NJ Transit has ambitiously begun several TOD initiatives across the state encompassing several transit modes. Funding was partially secured with FTA grants to develop affordable housing alongside Bus Rapid Transit stations. Plans are in progress to construct TODs next to Metropark Station, Newark, and Jersey City and surrounding other major commuter rail stations. NJ Transit is leading the nation in the number of new TOD communities. There is no data yet indicating how many of these new units will be classified as affordable housing, but some will be. 

BART is launching several TOD developments specifically for affordable housing units and is seeking partners to develop several locations alongside existing stations. Partners are primarily local nonprofit charities with significant funding. The Port Authority of Allegheny County released new guidelines in 2021 for best practices when implementing TODs, hoping for induced demand leading to new construction. This has led to several communities reexamining their zoning codes in support of affordable housing in TODs. One of the most ambitious projects features a multi-modal transit station and mixed-use development. Financing of almost $160 million for the total project comes from local, state, and federal investments alongside other unfinalized means.  

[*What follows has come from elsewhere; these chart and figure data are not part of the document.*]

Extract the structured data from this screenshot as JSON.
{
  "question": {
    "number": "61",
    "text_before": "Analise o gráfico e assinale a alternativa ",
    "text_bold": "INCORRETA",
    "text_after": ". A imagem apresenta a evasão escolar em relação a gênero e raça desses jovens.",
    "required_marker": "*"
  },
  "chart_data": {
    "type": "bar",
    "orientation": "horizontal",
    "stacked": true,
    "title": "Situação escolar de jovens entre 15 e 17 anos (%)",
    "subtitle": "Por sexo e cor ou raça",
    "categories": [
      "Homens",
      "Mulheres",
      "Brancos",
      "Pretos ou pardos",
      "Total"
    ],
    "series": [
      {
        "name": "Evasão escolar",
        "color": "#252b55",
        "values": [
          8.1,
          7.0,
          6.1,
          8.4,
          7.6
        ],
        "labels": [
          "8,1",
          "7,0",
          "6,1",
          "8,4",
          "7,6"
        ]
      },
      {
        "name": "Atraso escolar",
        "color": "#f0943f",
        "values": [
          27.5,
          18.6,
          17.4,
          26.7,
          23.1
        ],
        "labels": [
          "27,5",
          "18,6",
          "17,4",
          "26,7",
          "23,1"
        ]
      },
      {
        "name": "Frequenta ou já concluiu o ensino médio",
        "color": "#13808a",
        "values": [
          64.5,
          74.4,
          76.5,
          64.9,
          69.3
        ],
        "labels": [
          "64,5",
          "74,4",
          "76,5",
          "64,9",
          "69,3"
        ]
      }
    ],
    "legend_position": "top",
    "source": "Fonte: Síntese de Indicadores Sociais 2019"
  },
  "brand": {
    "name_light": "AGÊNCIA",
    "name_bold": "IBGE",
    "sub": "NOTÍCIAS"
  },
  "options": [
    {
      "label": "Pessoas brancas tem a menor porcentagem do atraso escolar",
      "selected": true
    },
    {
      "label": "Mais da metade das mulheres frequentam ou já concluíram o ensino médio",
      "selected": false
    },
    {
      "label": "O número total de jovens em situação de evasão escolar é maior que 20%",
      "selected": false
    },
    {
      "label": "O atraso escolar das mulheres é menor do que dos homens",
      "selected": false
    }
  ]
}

The objective of this study is to identify strategies and tools public transit agencies can use to increase the provision of affordable housing in their regions. The study should:

  • Examine the varying definitions of affordable housing,
  • Identify the strengths and weaknesses of various funding methods,
  • Identify the strengths and weaknesses of various development methods,
  • Identify critical development decisions that impact transit access,
  • Examine impacts on public transit ridership and demand from affordable housing development,
  • Examine best practices for successful affordable housing in TODs with recommendations, and
  • Identify agencies and regions with successful synergy between affordable housing and transit.